John Burnette, director of Open Door Baptist Missions, said he appreciates the streamlined accounting practices and improved donor interface the technology fosters. But it's the communication opportunities that really get him talking.
Burnette and his wife lived as missionaries in South America for more than 20 years. Having worked in missions for a total of 38 years, he said, the greatest change since he started has come in the way missionaries and their supporters share information with each other.
“When we started, it would take perhaps a month for a communication to [be processed],” he said. “It took usually 10 days for a letter to get from South America to our home office in Cleveland, Ohio, and then be distributed and returned over another 10 days. Now, for a request or question even in remote areas, people can get to a computer and send an e-mail, and they can get an answer in the same day.”
Now stationed in the United States, Burnette uses a laptop and special cell phone to talk to his daughter and her family, who live on a boat in the Amazon River. And he talks to missionaries in Israel using a voice over Internet protocol, or VOIP, phone.
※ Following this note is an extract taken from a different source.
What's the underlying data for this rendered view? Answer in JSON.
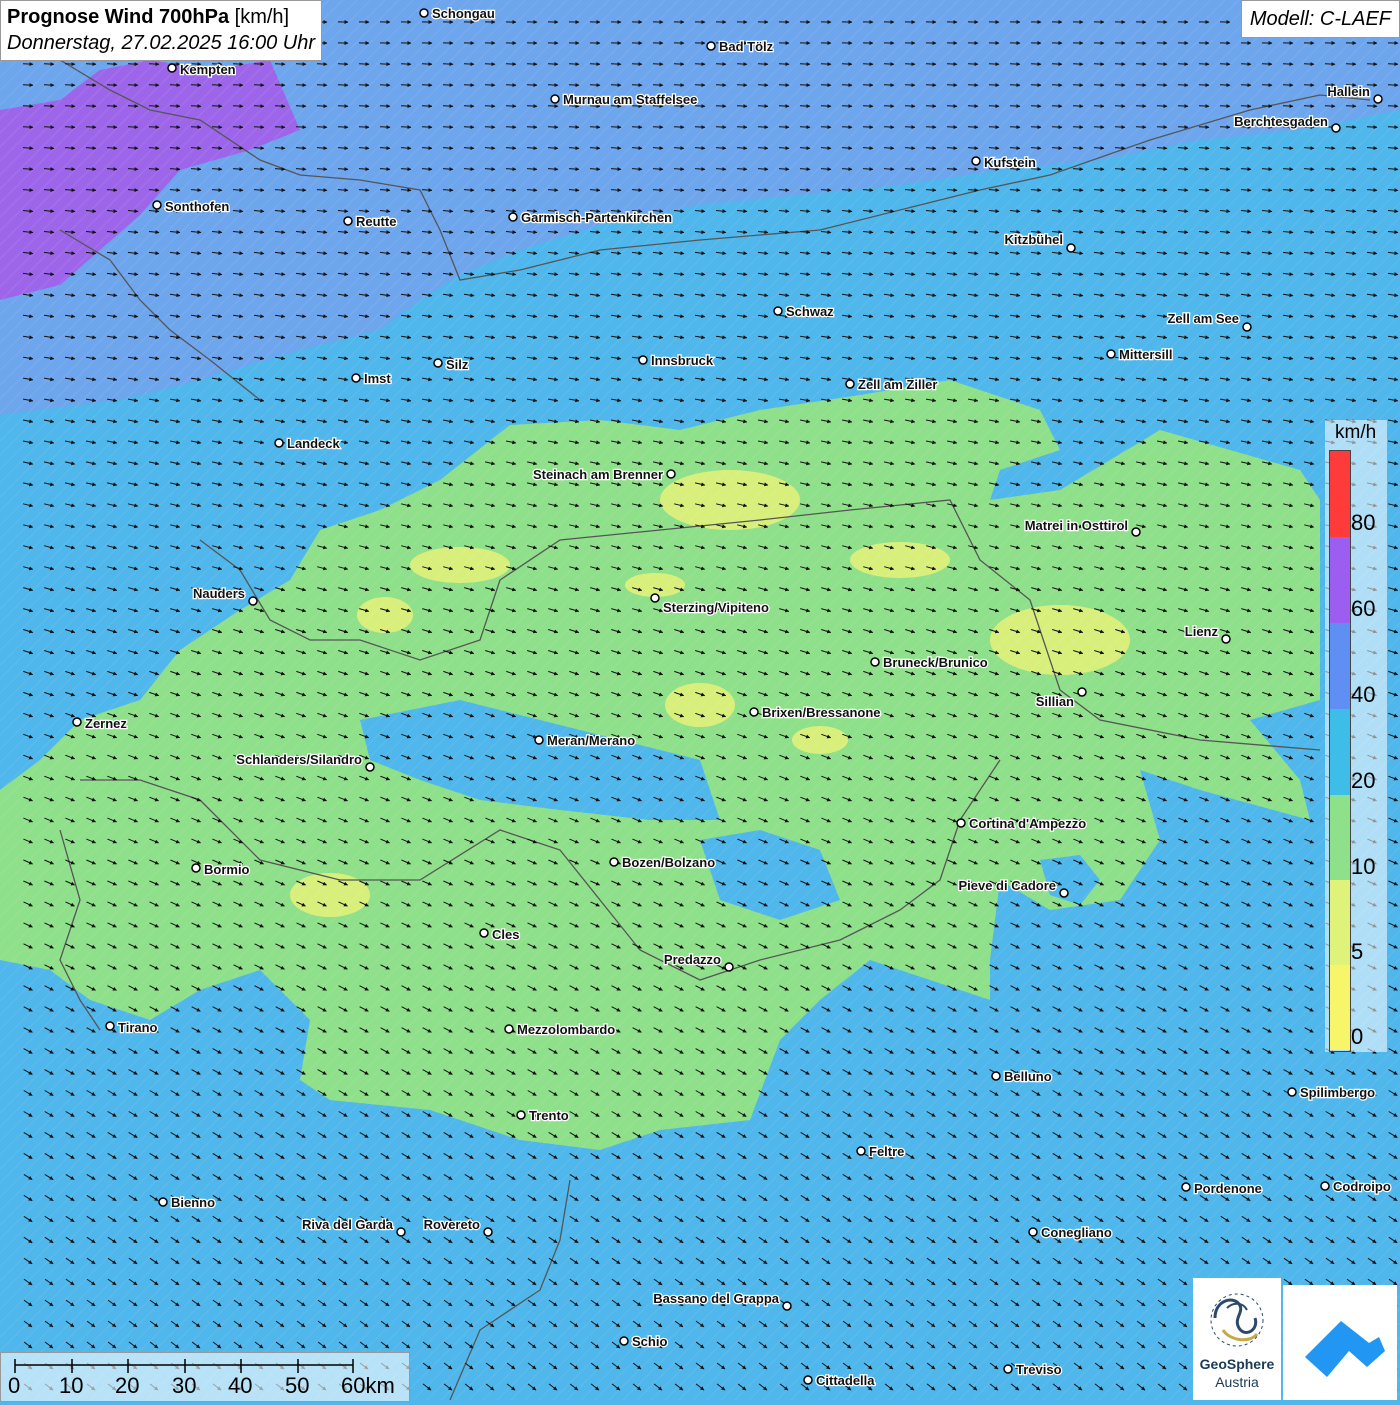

Written communications with donors have changed, too. Since Burnette's missionaries are largely supported by churches, e-mail attachments of financial statements let them know on a regular basis their donation status.
“What used to be something that took awhile to get in order, by the time we mailed it to them, they may get the statement for June by the end of July,” he said. “But presently, our accountant is pretty much able to close the books by the end of the month and send them a[n Internet facsimile copy] of their statement.”
Burnette said he has also seen a move away from the hard-copy “prayer letters” that missionaries would send to their Stateside supporters in years past. Now, missionaries at Open Door send weekly e-mail updates with pictures, charts and other visual components.
Lonnie Richards knows the value of the visual. A video producer at Baptist Mid-Missions, Richards has a full video studio and two complete video-editing suites at his disposal — and he makes full use of them.
During furloughs, missionaries visit the studio to create and edit video presentations for church visits, adding narration tracks and formatting the productions to copy onto DVDs. Right now, the shooting center production schedule is booked for months in advance, the Ohio-based Richards said.
“We've recently completed a video presentation of our own to use for recruitment in Europe,” he said. “For Europe, the video was to say ‘when you think of the mission field, you think of Africa, you think of China, but you don't always think of Europe.' So we put together a video showing people in Europe.”
While such equipment used to be prohibitively expensive, new technologies have put sophisticated-looking presentations within the reach even of ministries on tight budgets. Burnette said that several years ago, many congregations thought a laptop was an excessive luxury for a missionary. Now, it's accepted as a necessary tool.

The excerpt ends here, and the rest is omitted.